Le thème essentiel de Foxtrot n’est pas tant l’armée ou la guerre, que celui des parents endeuillés et du “She’hol” - terme hébraïque qui n’a pas d’équivalent en français et désigne la situation des parents perdant un enfant, à la guerre ou ailleurs. Le film s’ouvre par l’annonce faite aux parents d’un soldat que leur fils est “tombé dans l’exercice de ses fonctions”, situation terrible et hélas bien connue des Israéliens. Mais derrière la caméra de Maoz, cette situation tourne à l’absurde, lorsqu’on s’aperçoit qu’il y a eu une erreur sur l’identité du soldat mort. Le film s’emploie alors à dépeindre de manière négative l’armée dans son ensemble, et la rabbanout tsvayit (rabbinat militaire) en particulier.


Dans la deuxième partie du film, on voit ainsi quatre soldats ayant pour tâche ubuesque de contrôler un barrage situé au milieu de nulle part, et de tuer le temps par toutes sortes de jeux plus ou moins futiles, qui humilient les rares passagers de véhicules arabes passant par là et finissent par tuer - par erreur - quatre jeunes Arabes palestiniens dans une voiture. La fin du film, malgré un rebondissement et un tour plus optimiste, ne dément pas l’impression générale et le sentiment d’inutilité et de dérisoire qui empreint l’ensemble du film. Dans une scène révélatrice, un des jeunes soldats demande à son camarade “Quel est le sens de notre combat?” et cette question - cruciale - demeure sans réponse. Ce message politique est au coeur du film et en constitue la quintessence.

 

Quel est le sens de notre combat?

 

Contrairement à ce que prétend Shmuel Maoz, le but de Tsahal n’est pas de garder des barrage inutiles et d’humilier des civils palestiniens, voire de les tuer. Notre armée se bat pour défendre son pays, contre des ennemis voués à sa destruction.

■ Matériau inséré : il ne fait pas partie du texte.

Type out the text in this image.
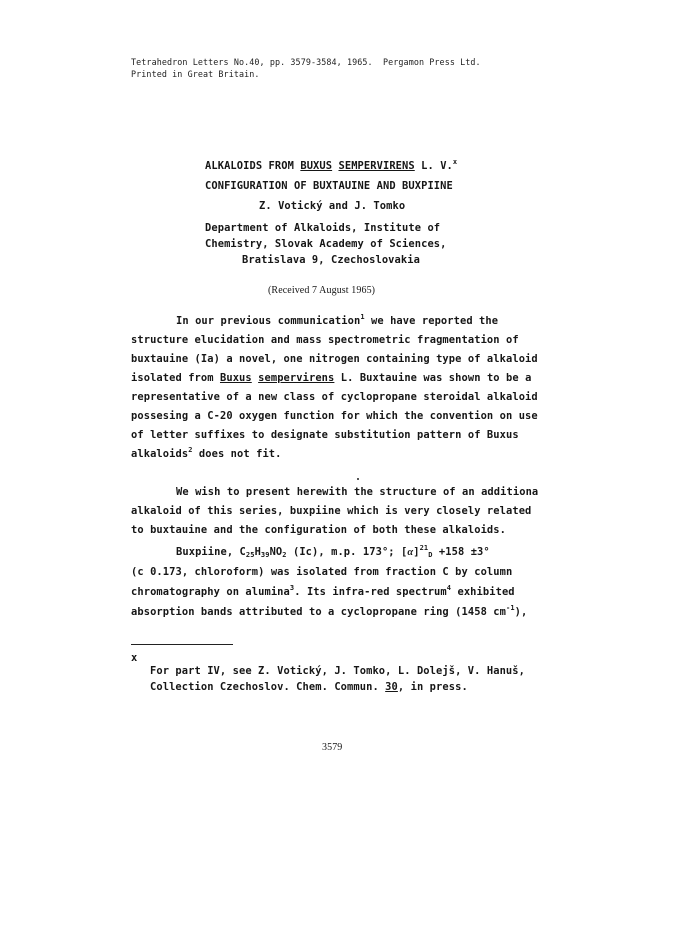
Tetrahedron Letters No.40, pp. 3579-3584, 1965. Pergamon Press Ltd.
Printed in Great Britain.
ALKALOIDS FROM BUXUS SEMPERVIRENS L. V.$^x$
CONFIGURATION OF BUXTAUINE AND BUXPIINE
Z. Votický and J. Tomko
Department of Alkaloids, Institute of
Chemistry, Slovak Academy of Sciences,
Bratislava 9, Czechoslovakia
(Received 7 August 1965)
In our previous communication$^1$ we have reported the
structure elucidation and mass spectrometric fragmentation of
buxtauine (Ia) a novel, one nitrogen containing type of alkaloid
isolated from Buxus sempervirens L. Buxtauine was shown to be a
representative of a new class of cyclopropane steroidal alkaloid
possesing a C-20 oxygen function for which the convention on use
of letter suffixes to designate substitution pattern of Buxus
alkaloids$^2$ does not fit.
We wish to present herewith the structure of an additiona
alkaloid of this series, buxpiine which is very closely related
to buxtauine and the configuration of both these alkaloids.
Buxpiine, $C_{25}H_{39}NO_2$ (Ic), m.p. 173°; $[\alpha]^{21}_D +158 \pm 3^\circ$
(c 0.173, chloroform) was isolated from fraction C by column
chromatography on alumina$^3$. Its infra-red spectrum$^4$ exhibited
absorption bands attributed to a cyclopropane ring (1458 $cm^{-1}$),
x
For part IV, see Z. Votický, J. Tomko, L. Dolejš, V. Hanuš,
Collection Czechoslov. Chem. Commun. 30, in press.
3579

Le quotidien de Tsahal n’est pas le “Désert des tartares”, ni “Apocalypse Now”, comme le fait croire le film de Maoz. On comprend la réaction de la ministre de la Culture, Miri Regev, ancienne porte-parole de Tsahal, qui a dénoncé avec raison la manière dont Foxtrot calomnie l’armée israélienne. Il n’est pas étonnant que ce film ait été primé à la Mostra de Venise, pour des raisons qui ne tiennent que très partiellement aux qualités artistiques de ce film.  On comprend aussi pourquoi Foxtrot a été coproduit par la France, l’Allemagne et la Suisse.

 

Miri Regev

 

L’intervention des pays européens dans le financement, ou dans l’encouragement (par des prix souvent généreusement dotés) de la culture israélienne se fait toujours dans un seul sens : dénoncer tout ce qui fait la force d’Israël (son armée, son identité nationale…) et renforcer les tendances à l’autocritique et à l’auto-dénonciation *. De ce point de vue, le film de Maoz ne fait que confirmer cette règle. J’ajoute que si le public israélien était plus friand du cinéma local - dont Foxtrot ne reflète qu’un visage très spécial et peu représentatif - les réalisateurs comme Shmuel Maoz ne seraient sans doute moins tentés d’aller chercher leurs financements, et leur inspiration, en Europe ou ailleurs.

 

Un cinéma de guerre engagé

 

En 1942, les meilleurs cinéastes américains de l’époque (John Ford, Frank Capra, John Sturges et John Huston, entre autres) s’engagèrent dans le combat contre le nazisme en mettant leur talent au service de la guerre des Etats-Unis contre les puissances de l’Axe. Certains des films réalisés dans ce cadre ont été récemment réédités en France. Il ne s’agissait pas, comme une certaine doxa anti-américaine voudrait le faire croire aujourd’hui, de films de “propagande”, mais de l’expression artistique de la participation de ces grands cinéastes à l’effort de guerre contre le nazisme.

 


 

 

La comparaison avec le cinéma israélien est instructive. Au lieu de chercher leur inspiration dans les films américains sur la guerre du Vietnam, qui dépeignent une guerre cruelle et inutile, les réalisateurs israéliens pourraient revoir les films américains engagés des années 1940. Car la guerre d’Israël contre ses ennemis arabes est, contrairement à ce que voudraient faire croire Foxtrot et d’autres films du même acabit, une guerre juste. Le cinéma israélien - dont la qualité est bien supérieure à ce qu’en reflètent les oeuvres partisanes de Shmuel Maoz ou d’Amos Gitaï, attend toujours son Capra et son Ford.

 

Pierre Lurçat

 

* J’aborde ce thème dans mon livre La trahison des clercs d’Israël, à propos des écrivains israéliens pacifistes.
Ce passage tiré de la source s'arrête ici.